Panoramic Multimodal Semantic Occupancy Prediction for Quadruped Robots

TL;DR

This paper introduces PanoMMOcc, a new panoramic multimodal dataset for quadruped robots, and proposes VoxelHound, a perception framework that improves 3D occupancy prediction using multimodal data and novel modules, achieving state-of-the-art results.

Contribution

The paper presents the first real-world panoramic multimodal occupancy dataset for quadruped robots and a novel perception framework with modules designed for spherical imaging and mobility.

Findings

VoxelHound achieves +4.16% mIoU over previous methods.
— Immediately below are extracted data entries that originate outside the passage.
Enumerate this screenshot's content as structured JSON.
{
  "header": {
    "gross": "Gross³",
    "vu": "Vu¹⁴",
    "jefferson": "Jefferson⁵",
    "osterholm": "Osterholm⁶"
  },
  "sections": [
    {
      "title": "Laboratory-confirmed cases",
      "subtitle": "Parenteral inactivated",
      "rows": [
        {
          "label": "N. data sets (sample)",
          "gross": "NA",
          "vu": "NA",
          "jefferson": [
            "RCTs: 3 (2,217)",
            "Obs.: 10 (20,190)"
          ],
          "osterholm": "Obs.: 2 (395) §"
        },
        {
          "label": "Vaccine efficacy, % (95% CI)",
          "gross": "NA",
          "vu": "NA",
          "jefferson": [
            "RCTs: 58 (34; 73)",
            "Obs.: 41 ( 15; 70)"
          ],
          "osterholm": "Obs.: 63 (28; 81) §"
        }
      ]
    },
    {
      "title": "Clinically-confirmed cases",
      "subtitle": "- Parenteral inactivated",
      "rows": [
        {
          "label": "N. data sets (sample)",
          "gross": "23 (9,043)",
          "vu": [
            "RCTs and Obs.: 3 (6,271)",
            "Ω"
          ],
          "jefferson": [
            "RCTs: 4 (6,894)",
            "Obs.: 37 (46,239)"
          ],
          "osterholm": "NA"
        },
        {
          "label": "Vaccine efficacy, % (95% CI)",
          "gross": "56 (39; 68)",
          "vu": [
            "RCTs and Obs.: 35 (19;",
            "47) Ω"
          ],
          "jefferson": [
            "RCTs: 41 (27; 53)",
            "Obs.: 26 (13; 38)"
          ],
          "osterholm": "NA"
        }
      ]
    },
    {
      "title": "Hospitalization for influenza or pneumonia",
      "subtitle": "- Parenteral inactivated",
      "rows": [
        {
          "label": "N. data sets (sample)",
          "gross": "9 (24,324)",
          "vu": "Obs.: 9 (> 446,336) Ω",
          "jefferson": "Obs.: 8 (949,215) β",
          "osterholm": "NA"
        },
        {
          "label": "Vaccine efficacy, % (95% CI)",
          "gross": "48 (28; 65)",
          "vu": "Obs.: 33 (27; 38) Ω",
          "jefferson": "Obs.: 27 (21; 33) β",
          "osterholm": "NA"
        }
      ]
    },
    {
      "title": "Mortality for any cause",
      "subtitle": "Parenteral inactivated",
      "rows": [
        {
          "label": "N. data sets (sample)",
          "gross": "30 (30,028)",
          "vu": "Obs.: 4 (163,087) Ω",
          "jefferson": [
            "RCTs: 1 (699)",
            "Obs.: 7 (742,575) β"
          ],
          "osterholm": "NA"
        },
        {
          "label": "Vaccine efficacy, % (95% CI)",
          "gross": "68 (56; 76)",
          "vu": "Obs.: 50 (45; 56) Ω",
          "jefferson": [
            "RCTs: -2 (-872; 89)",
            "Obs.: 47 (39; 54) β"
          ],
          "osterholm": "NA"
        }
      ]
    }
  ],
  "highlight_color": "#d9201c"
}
The dataset enables systematic evaluation of perception in complex environments.

The proposed modules improve volumetric occupancy prediction robustness.

Abstract

Panoramic imagery provides holistic 360{\deg} visual coverage for perception in quadruped robots. However, existing occupancy prediction methods are mainly designed for wheeled autonomous driving and rely heavily on RGB cues, limiting their robustness in complex environments. To bridge this gap, (1) we present PanoMMOcc, the first real-world panoramic multimodal occupancy dataset for quadruped robots, featuring four sensing modalities across diverse scenes. (2) We propose a panoramic multimodal occupancy perception framework, VoxelHound, tailored for legged mobility and spherical imaging. Specifically, we design (i) a Vertical Jitter Compensation (VJC) module to mitigate severe viewpoint perturbations caused by body pitch and roll during mobility, enabling more consistent spatial reasoning, and (ii) an effective Multimodal Information Prompt Fusion (MIPF) module that jointly leverages panoramic visual cues and auxiliary modalities to enhance volumetric occupancy prediction. (3) We establish a benchmark based on PanoMMOcc and provide detailed data analysis to enable systematic evaluation of perception methods under challenging embodied scenarios. Extensive experiments demonstrate that VoxelHound achieves state-of-the-art performance on PanoMMOcc (+4.16%} in mIoU). The dataset and code will be publicly released to facilitate future research on panoramic multimodal 3D perception for embodied robotic systems at https://github.com/SXDR/PanoMMOcc, along with the calibration tools released at https://github.com/losehu/CameraLiDAR-Calib.